Baines describes her aim as to write a story that is "something jewelled, dense, which will glow in the mind long after you have finished reading it" and I think she has managed that in this collection. Not every story shines; there are some semi-precious stones in here, even a couple of lumps of hematite which isn't the most exciting thing to look at but it feels cool. There is variety here. Some of the stories are straight narratives, others are lyrical. This is a book of literary fiction and I define 'literary fiction' as writing in which how something is said is more important than what is said. I think it will be a rare thing to find a reader who loves every story in the book but they do serve as an excellent showcase of her abilities. I'd read her again but I'd probably go for a novel next time. Chamber pieces have their place, and they are often – wrongly – dismissed as light music, but there are times you just want to wallow in a symphony.
Elizabeth Baines was born in South Wales and lives in Manchester. She has been a teacher and is an occasional actor as well as the prize-winning author of plays for radio and stage, and of two novels, The Birth Machine and Body Cuts.

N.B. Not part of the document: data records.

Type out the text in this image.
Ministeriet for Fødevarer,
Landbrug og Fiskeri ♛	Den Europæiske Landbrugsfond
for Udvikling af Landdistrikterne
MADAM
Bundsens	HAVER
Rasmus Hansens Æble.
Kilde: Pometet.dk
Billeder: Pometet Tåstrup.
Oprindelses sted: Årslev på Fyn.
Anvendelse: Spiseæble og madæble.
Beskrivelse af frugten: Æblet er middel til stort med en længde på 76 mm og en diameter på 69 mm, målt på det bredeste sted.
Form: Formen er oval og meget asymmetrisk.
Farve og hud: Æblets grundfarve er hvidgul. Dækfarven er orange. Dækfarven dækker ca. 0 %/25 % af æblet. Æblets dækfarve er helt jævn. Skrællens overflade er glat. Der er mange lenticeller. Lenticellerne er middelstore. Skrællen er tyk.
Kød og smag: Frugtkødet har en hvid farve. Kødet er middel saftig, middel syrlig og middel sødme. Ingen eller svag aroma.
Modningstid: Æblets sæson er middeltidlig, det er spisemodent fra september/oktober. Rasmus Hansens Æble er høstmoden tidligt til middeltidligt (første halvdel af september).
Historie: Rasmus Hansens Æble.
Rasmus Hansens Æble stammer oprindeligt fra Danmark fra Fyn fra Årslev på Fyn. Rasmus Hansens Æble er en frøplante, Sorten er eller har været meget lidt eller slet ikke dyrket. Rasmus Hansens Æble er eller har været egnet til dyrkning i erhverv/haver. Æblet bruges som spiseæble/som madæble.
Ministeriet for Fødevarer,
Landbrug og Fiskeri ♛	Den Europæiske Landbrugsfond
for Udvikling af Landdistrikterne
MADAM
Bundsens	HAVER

Her stories have appeared in numerous print magazines such as Stand and London Magazine, and in anthologies including Bitch Lit, Power (which is where I first read her) and Best Short Stories from Stand Magazine. She has won previous awards for her stories in a Radio 3 competition, in the Listowel Festival competition, in the Writers' Inc competition and twice in the Moondance International Film Festival short story competition. She was a founder co-editor (with Ailsa Cox) and publisher (with Ailsa Cox and John Ashbrook) of the acclaimed short story magazine Metropolitan.
Her new novel, Too Many Magpies will be released by Salt Publishing in October and a further collection of stories is currently in the works.